Part entrepreneurial, part artistic, this neighborhood has been conceived with individuality and expression in mind. Cass Park Village will build on the creative energy of nearby Wayne State University, Cass Technical High School and the 90-year-old Masonic Temple to become a hotbed for artists who will launch new ideas. This neighborhood will appeal to those who want to live and work in a tight-knit community within the boundaries of an urban city.

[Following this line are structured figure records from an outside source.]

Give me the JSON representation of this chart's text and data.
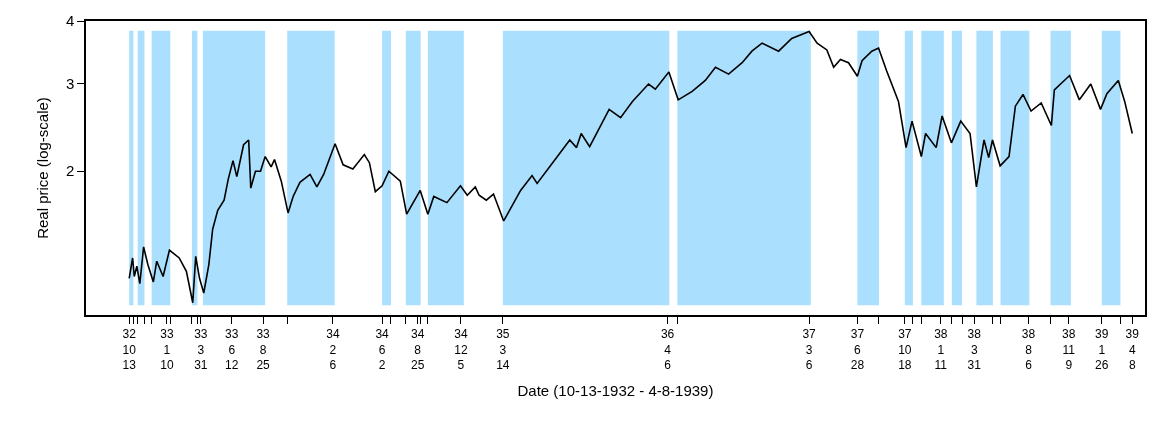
{
  "chart_data": {
    "type": "line",
    "xlabel": "Date (10-13-1932 - 4-8-1939)",
    "ylabel": "Real price (log-scale)",
    "log": true,
    "grid": false,
    "marker": "none",
    "line_style": "solid",
    "xlim": [
      "1932-07-03",
      "1939-05-08"
    ],
    "ylim": [
      1.03,
      4
    ],
    "yticks": [
      2,
      3,
      4
    ],
    "xticks": [
      {
        "value": "1932-10-13",
        "label": "32\n10\n13"
      },
      {
        "value": "1933-01-10",
        "label": "33\n1\n10"
      },
      {
        "value": "1933-03-31",
        "label": "33\n3\n31"
      },
      {
        "value": "1933-06-12",
        "label": "33\n6\n12"
      },
      {
        "value": "1933-08-25",
        "label": "33\n8\n25"
      },
      {
        "value": "1934-02-06",
        "label": "34\n2\n6"
      },
      {
        "value": "1934-06-02",
        "label": "34\n6\n2"
      },
      {
        "value": "1934-08-25",
        "label": "34\n8\n25"
      },
      {
        "value": "1934-12-05",
        "label": "34\n12\n5"
      },
      {
        "value": "1935-03-14",
        "label": "35\n3\n14"
      },
      {
        "value": "1936-04-06",
        "label": "36\n4\n6"
      },
      {
        "value": "1937-03-06",
        "label": "37\n3\n6"
      },
      {
        "value": "1937-06-28",
        "label": "37\n6\n28"
      },
      {
        "value": "1937-10-18",
        "label": "37\n10\n18"
      },
      {
        "value": "1938-01-11",
        "label": "38\n1\n11"
      },
      {
        "value": "1938-03-31",
        "label": "38\n3\n31"
      },
      {
        "value": "1938-08-06",
        "label": "38\n8\n6"
      },
      {
        "value": "1938-11-09",
        "label": "38\n11\n9"
      },
      {
        "value": "1939-01-26",
        "label": "39\n1\n26"
      },
      {
        "value": "1939-04-08",
        "label": "39\n4\n8"
      },
      {
        "value": "1932-10-23",
        "label": null
      },
      {
        "value": "1932-11-02",
        "label": null
      },
      {
        "value": "1932-11-18",
        "label": null
      },
      {
        "value": "1932-12-05",
        "label": null
      },
      {
        "value": "1933-01-18",
        "label": null
      },
      {
        "value": "1933-03-10",
        "label": null
      },
      {
        "value": "1933-03-23",
        "label": null
      },
      {
        "value": "1933-10-21",
        "label": null
      },
      {
        "value": "1934-06-23",
        "label": null
      },
      {
        "value": "1934-07-28",
        "label": null
      },
      {
        "value": "1934-09-01",
        "label": null
      },
      {
        "value": "1934-09-18",
        "label": null
      },
      {
        "value": "1936-04-29",
        "label": null
      },
      {
        "value": "1937-08-18",
        "label": null
      },
      {
        "value": "1937-11-06",
        "label": null
      },
      {
        "value": "1937-11-26",
        "label": null
      },
      {
        "value": "1938-02-06",
        "label": null
      },
      {
        "value": "1938-03-02",
        "label": null
      },
      {
        "value": "1938-05-14",
        "label": null
      },
      {
        "value": "1938-06-01",
        "label": null
      },
      {
        "value": "1938-09-27",
        "label": null
      },
      {
        "value": "1939-03-11",
        "label": null
      }
    ],
    "bands": [
      {
        "axis": "x",
        "from": "1932-10-13",
        "to": "1932-10-23",
        "color": "#aadffd"
      },
      {
        "axis": "x",
        "from": "1932-11-02",
        "to": "1932-11-18",
        "color": "#aadffd"
      },
      {
        "axis": "x",
        "from": "1932-12-05",
        "to": "1933-01-18",
        "color": "#aadffd"
      },
      {
        "axis": "x",
        "from": "1933-03-10",
        "to": "1933-03-23",
        "color": "#aadffd"
      },
      {
        "axis": "x",
        "from": "1933-04-05",
        "to": "1933-08-30",
        "color": "#aadffd"
      },
      {
        "axis": "x",
        "from": "1933-10-21",
        "to": "1934-02-10",
        "color": "#aadffd"
      },
      {
        "axis": "x",
        "from": "1934-06-02",
        "to": "1934-06-23",
        "color": "#aadffd"
      },
      {
        "axis": "x",
        "from": "1934-07-28",
        "to": "1934-09-01",
        "color": "#aadffd"
      },
      {
        "axis": "x",
        "from": "1934-09-18",
        "to": "1934-12-12",
        "color": "#aadffd"
      },
      {
        "axis": "x",
        "from": "1935-03-14",
        "to": "1936-04-10",
        "color": "#aadffd"
      },
      {
        "axis": "x",
        "from": "1936-04-29",
        "to": "1937-03-10",
        "color": "#aadffd"
      },
      {
        "axis": "x",
        "from": "1937-06-28",
        "to": "1937-08-18",
        "color": "#aadffd"
      },
      {
        "axis": "x",
        "from": "1937-10-18",
        "to": "1937-11-06",
        "color": "#aadffd"
      },
      {
        "axis": "x",
        "from": "1937-11-26",
        "to": "1938-01-18",
        "color": "#aadffd"
      },
      {
        "axis": "x",
        "from": "1938-02-06",
        "to": "1938-03-02",
        "color": "#aadffd"
      },
      {
        "axis": "x",
        "from": "1938-04-05",
        "to": "1938-05-14",
        "color": "#aadffd"
      },
      {
        "axis": "x",
        "from": "1938-06-01",
        "to": "1938-08-08",
        "color": "#aadffd"
      },
      {
        "axis": "x",
        "from": "1938-09-27",
        "to": "1938-11-14",
        "color": "#aadffd"
      },
      {
        "axis": "x",
        "from": "1939-01-26",
        "to": "1939-03-11",
        "color": "#aadffd"
      }
    ],
    "x": [
      "1932-10-13",
      "1932-10-21",
      "1932-10-25",
      "1932-10-31",
      "1932-11-07",
      "1932-11-16",
      "1932-11-26",
      "1932-12-09",
      "1932-12-17",
      "1933-01-01",
      "1933-01-16",
      "1933-02-08",
      "1933-02-25",
      "1933-03-12",
      "1933-03-19",
      "1933-03-28",
      "1933-04-07",
      "1933-04-19",
      "1933-04-28",
      "1933-05-10",
      "1933-05-25",
      "1933-06-04",
      "1933-06-15",
      "1933-06-24",
      "1933-07-10",
      "1933-07-22",
      "1933-07-27",
      "1933-08-07",
      "1933-08-19",
      "1933-08-30",
      "1933-09-13",
      "1933-09-21",
      "1933-10-07",
      "1933-10-23",
      "1933-11-04",
      "1933-11-20",
      "1933-12-14",
      "1933-12-30",
      "1934-01-15",
      "1934-02-11",
      "1934-03-02",
      "1934-03-25",
      "1934-04-21",
      "1934-05-03",
      "1934-05-17",
      "1934-06-02",
      "1934-06-18",
      "1934-07-15",
      "1934-07-30",
      "1934-08-31",
      "1934-09-18",
      "1934-10-02",
      "1934-11-02",
      "1934-12-04",
      "1934-12-20",
      "1935-01-08",
      "1935-01-17",
      "1935-02-03",
      "1935-02-20",
      "1935-03-16",
      "1935-04-25",
      "1935-05-22",
      "1935-06-03",
      "1935-07-19",
      "1935-08-19",
      "1935-09-04",
      "1935-09-15",
      "1935-10-05",
      "1935-11-20",
      "1935-12-17",
      "1936-01-14",
      "1936-02-21",
      "1936-03-08",
      "1936-04-09",
      "1936-05-01",
      "1936-06-03",
      "1936-07-04",
      "1936-07-28",
      "1936-08-28",
      "1936-09-29",
      "1936-10-22",
      "1936-11-15",
      "1936-12-24",
      "1937-01-24",
      "1937-03-06",
      "1937-03-25",
      "1937-04-17",
      "1937-05-03",
      "1937-05-19",
      "1937-06-07",
      "1937-06-28",
      "1937-07-09",
      "1937-08-01",
      "1937-08-17",
      "1937-09-05",
      "1937-10-03",
      "1937-10-21",
      "1937-11-04",
      "1937-11-26",
      "1937-12-06",
      "1937-12-31",
      "1938-01-14",
      "1938-02-05",
      "1938-02-27",
      "1938-03-21",
      "1938-04-05",
      "1938-04-23",
      "1938-05-04",
      "1938-05-13",
      "1938-05-31",
      "1938-06-21",
      "1938-07-06",
      "1938-07-24",
      "1938-08-12",
      "1938-09-05",
      "1938-09-29",
      "1938-10-06",
      "1938-11-11",
      "1938-12-04",
      "1938-12-31",
      "1939-01-23",
      "1939-02-07",
      "1939-03-06",
      "1939-03-21",
      "1939-04-08"
    ],
    "series": [
      {
        "color": "#000000",
        "values": [
          1.22,
          1.34,
          1.23,
          1.29,
          1.19,
          1.41,
          1.3,
          1.2,
          1.32,
          1.23,
          1.39,
          1.34,
          1.26,
          1.09,
          1.35,
          1.22,
          1.14,
          1.3,
          1.53,
          1.67,
          1.75,
          1.93,
          2.1,
          1.95,
          2.26,
          2.31,
          1.85,
          2.0,
          2.0,
          2.14,
          2.04,
          2.11,
          1.91,
          1.65,
          1.78,
          1.9,
          1.97,
          1.86,
          1.97,
          2.27,
          2.06,
          2.02,
          2.16,
          2.08,
          1.82,
          1.87,
          2.0,
          1.91,
          1.64,
          1.83,
          1.64,
          1.78,
          1.73,
          1.87,
          1.79,
          1.86,
          1.79,
          1.75,
          1.8,
          1.59,
          1.83,
          1.96,
          1.89,
          2.13,
          2.31,
          2.23,
          2.38,
          2.24,
          2.66,
          2.56,
          2.76,
          2.99,
          2.92,
          3.16,
          2.78,
          2.89,
          3.04,
          3.23,
          3.13,
          3.3,
          3.48,
          3.61,
          3.48,
          3.69,
          3.81,
          3.61,
          3.5,
          3.23,
          3.35,
          3.3,
          3.1,
          3.33,
          3.48,
          3.53,
          3.18,
          2.76,
          2.23,
          2.52,
          2.14,
          2.38,
          2.23,
          2.58,
          2.28,
          2.52,
          2.38,
          1.86,
          2.31,
          2.13,
          2.31,
          2.05,
          2.14,
          2.7,
          2.85,
          2.64,
          2.74,
          2.47,
          2.91,
          3.11,
          2.78,
          2.99,
          2.66,
          2.86,
          3.04,
          2.76,
          2.38
        ]
      }
    ]
  }
}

Cass Park Village will be home to independent shops, local markets and galleries, and residents will sense a relaxed atmosphere with a free-spirited attitude that is not pretentious or flashy. Like a small town, this close-knit community will encourage people to get to know each other. The daytime atmosphere will be friendly as shop owners and cafe start-ups welcome visitors, offering conversations about neighborhood happenings and current events in comfortable and casual surroundings. Nighttime will be equally laid-back as neighbors meet in the backyard for informal get-togethers or at the park for pickup softball. For those seeking something a bit livelier, local bars and galleries will come alive, offering events from poetry slams to local garage bands to full-out launch parties.
But if community-building means keeping already preexisting neighborhoods, then I’m not sure if WDET is doing that. But I don’t think “the news” is supposed to do that.